Staat und Kirche
Bearbeitung: Wilhelm Rees
Das Verhältnis von Staat und Kirche ist in der Geschichte von verschiedenen Epochen und unterschiedlichen Bindungen bestimmt. Die gegenwärtig in Österreich geltenden staatskirchenrechtlichen Bestimmungen stammen aus allen politischen Systemen Österreichs seit der Mitte des 19. Jahrhunderts (vgl. Brigitte Schinkele, Kirche und Staat: Österreich, in: LKStKR 2, S. 438 ff.). Mit dem noch heute geltenden StGG über die allgemeinen Rechte der Staatsbürger vom 1867 begann der Abbau der konfessionellen Bindungen und der Übergang zu einem religionsneutralen System der Staatskirchenhoheit. Im Bundes-VerfassungsG der Republik Österreich (1920) kam es mangels Einigung über einen neuen Grundrechtskatalog zur Übernahme des StGG. Staatskirchenrechtliche Vorschriften finden sich auch in einfachen Gesetzen und in Verordnungen.
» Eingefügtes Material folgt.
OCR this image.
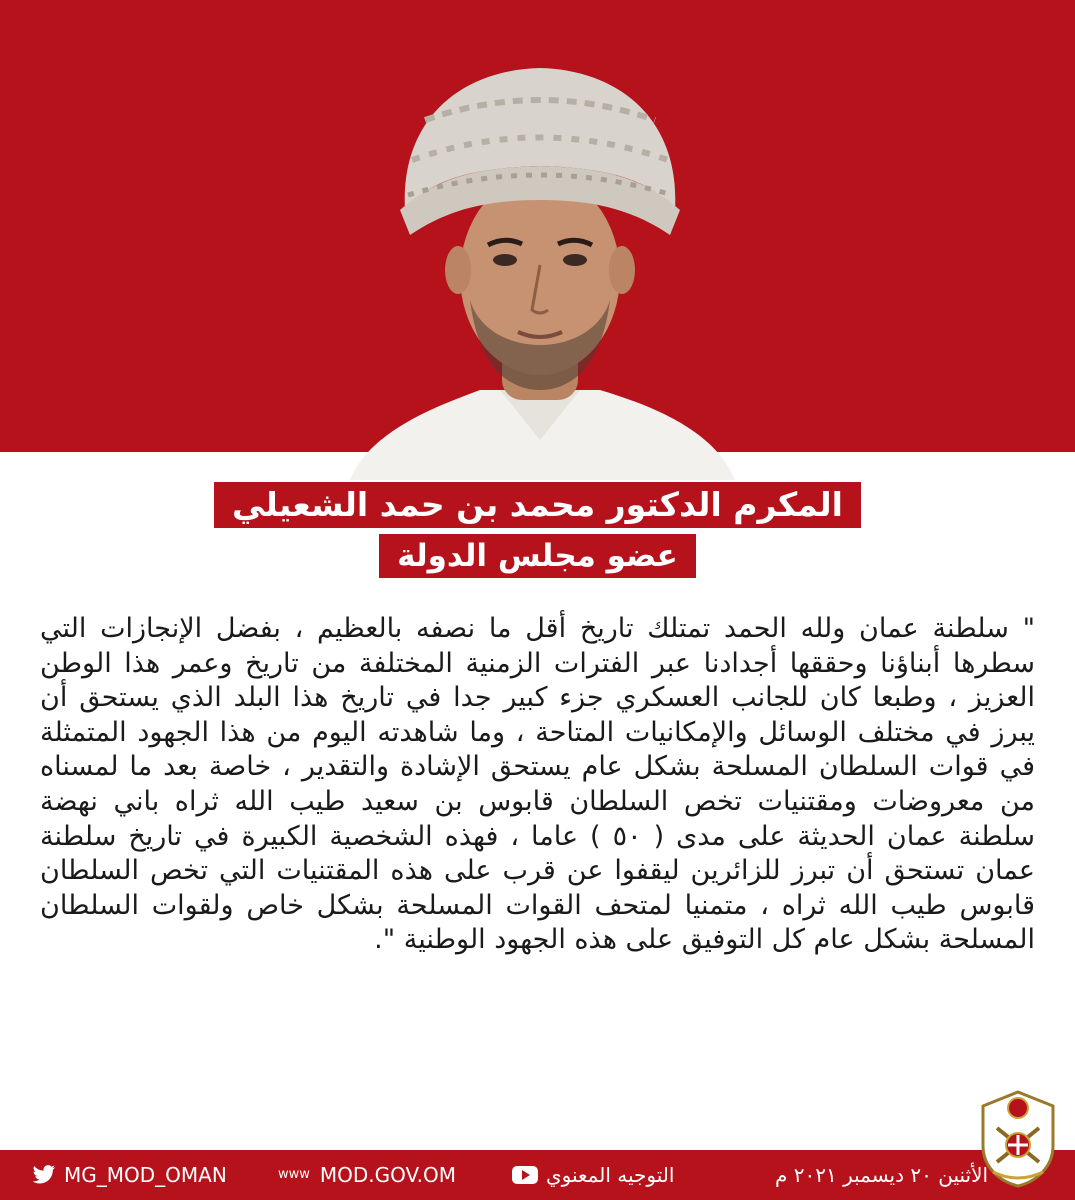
المكرم الدكتور محمد بن حمد الشعيلي
عضو مجلس الدولة
" سلطنة عمان ولله الحمد تمتلك تاريخ أقل ما نصفه بالعظيم ، بفضل الإنجازات التي سطرها أبناؤنا وحققها أجدادنا عبر الفترات الزمنية المختلفة من تاريخ وعمر هذا الوطن العزيز ، وطبعا كان للجانب العسكري جزء كبير جدا في تاريخ هذا البلد الذي يستحق أن يبرز في مختلف الوسائل والإمكانيات المتاحة ، وما شاهدته اليوم من هذا الجهود المتمثلة في قوات السلطان المسلحة بشكل عام يستحق الإشادة والتقدير ، خاصة بعد ما لمسناه من معروضات ومقتنيات تخص السلطان قابوس بن سعيد طيب الله ثراه باني نهضة سلطنة عمان الحديثة على مدى ( ٥٠ ) عاما ، فهذه الشخصية الكبيرة في تاريخ سلطنة عمان تستحق أن تبرز للزائرين ليقفوا عن قرب على هذه المقتنيات التي تخص السلطان قابوس طيب الله ثراه ، متمنيا لمتحف القوات المسلحة بشكل خاص ولقوات السلطان المسلحة بشكل عام كل التوفيق على هذه الجهود الوطنية ".
MG_MOD_OMAN	www MOD.GOV.OM	التوجيه المعنوي	الأثنين ٢٠ ديسمبر ٢٠٢١ م
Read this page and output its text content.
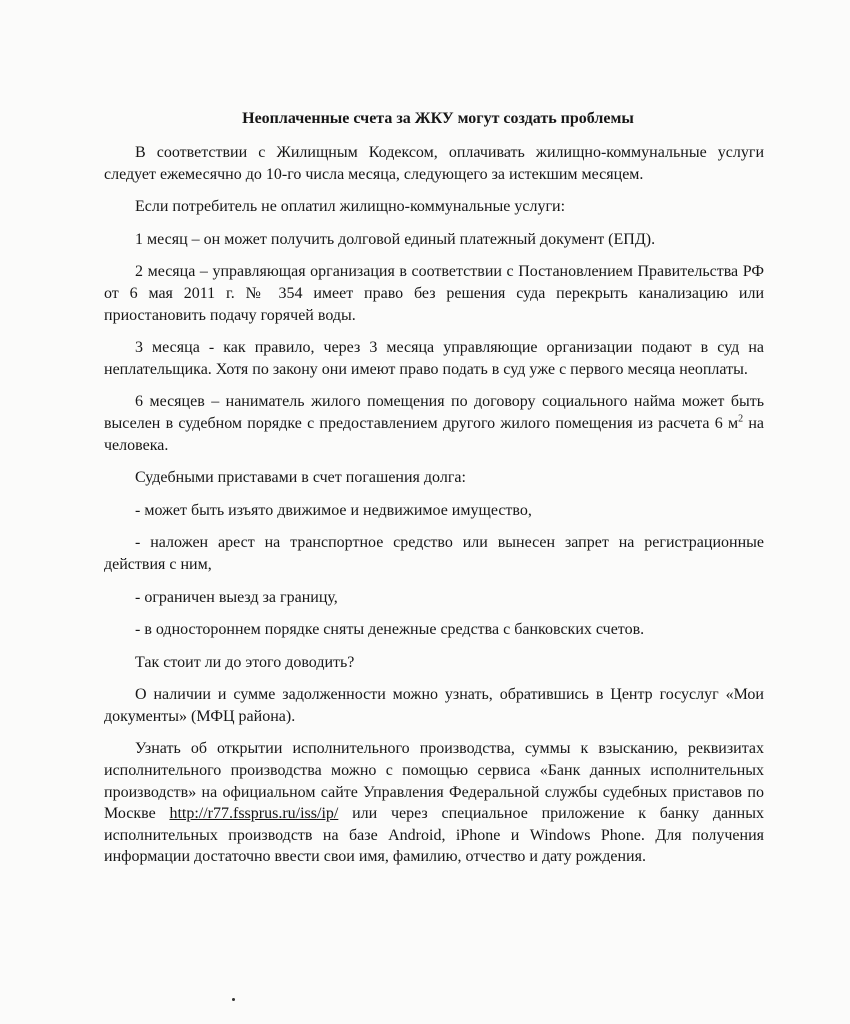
Неоплаченные счета за ЖКУ могут создать проблемы

В соответствии с Жилищным Кодексом, оплачивать жилищно-коммунальные услуги следует ежемесячно до 10-го числа месяца, следующего за истекшим месяцем.

Если потребитель не оплатил жилищно-коммунальные услуги:

1 месяц – он может получить долговой единый платежный документ (ЕПД).

2 месяца – управляющая организация в соответствии с Постановлением Правительства РФ от 6 мая 2011 г. № 354 имеет право без решения суда перекрыть канализацию или приостановить подачу горячей воды.

3 месяца - как правило, через 3 месяца управляющие организации подают в суд на неплательщика. Хотя по закону они имеют право подать в суд уже с первого месяца неоплаты.

6 месяцев – наниматель жилого помещения по договору социального найма может быть выселен в судебном порядке с предоставлением другого жилого помещения из расчета 6 $м^2$ на человека.

Судебными приставами в счет погашения долга:

- может быть изъято движимое и недвижимое имущество,

- наложен арест на транспортное средство или вынесен запрет на регистрационные действия с ним,

- ограничен выезд за границу,

- в одностороннем порядке сняты денежные средства с банковских счетов.

Так стоит ли до этого доводить?

О наличии и сумме задолженности можно узнать, обратившись в Центр госуслуг «Мои документы» (МФЦ района).

Узнать об открытии исполнительного производства, суммы к взысканию, реквизитах исполнительного производства можно с помощью сервиса «Банк данных исполнительных производств» на официальном сайте Управления Федеральной службы судебных приставов по Москве http://r77.fssprus.ru/iss/ip/ или через специальное приложение к банку данных исполнительных производств на базе Android, iPhone и Windows Phone. Для получения информации достаточно ввести свои имя, фамилию, отчество и дату рождения.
Hinzu kommen staatsvertragliche Normen staatskirchenrechtlichen Inhalts, also Normen, die sowohl der österreichischen Rechtsordnung angehören als auch völkerrechtlichen Bindungscharakter genießen. So wird das besondere Staatskirchenrecht der katholischen Kirche in Österreich traditionell durch Verträge mit dem Heiligen Stuhl geregelt (Österreichisches Konkordat; Schulvertrag).
Leitgedanken des Österreichischen Staatskirchenrechts sind: Garantien für das Individuum und für die Kirchen und Religionsgesellschaften, die grundrechtliche Gewährung der Glaubens-, Gewissens- und Weltanschauungsfreiheit des Individuums, die Gewährleistung der korporativen Religionsfreiheit, das Prinzip der Gleichheit bzw. Parität, der Grundsatz der gesetzlichen Anerkennung, der Grundsatz der Exklusivität, der Grundsatz der Gewährleistung des inneren Kernbestands der gesetzlich anerkannten Religionsgemeinschaften, die Berücksichtigung der öffentlichen Bedeutung, das Prinzip der Verschiedenheit von Kirche und Staat, das Prinzip der religiös weltanschaulichen Neutralität (vgl. Hugo Schwendenwein, Österreichisches Staatskirchenrecht (= Münsterischer Kommentar zum Codex Iuris Canonici, Beiheft 6), Essen 1992, S. 55-59).
Die wachsende europäische Einheit wird sich auch im Bereich der religiösen Interessen auswirken. Die einzelnen staatskirchenrechtlichen Besonderheiten der einzelnen Mitgliedstaaten sind im Unionsvertrag gesichert. Die Union achtet die nationale Identität ihrer Mitgliedstaaten (Art. F Abs. 1 Vertrag über die Europäische Union vom 7. Februar 1992 i. g. F.). Darüber hinaus wurde in der Schlußakte zu den Beschlüssen von Amsterdam vom 2. Oktober 1997 festgeschrieben, daß der Status, den Kirchen und religiöse Vereinigungen oder Gemeinschaften in den Mitgliedstaaten genießen, nicht beeinträchtigt werden soll (vgl. Nr. 11 der Erklärung zur Schlußakte zum Vertrag von Amsterdam vom 2.10.1997).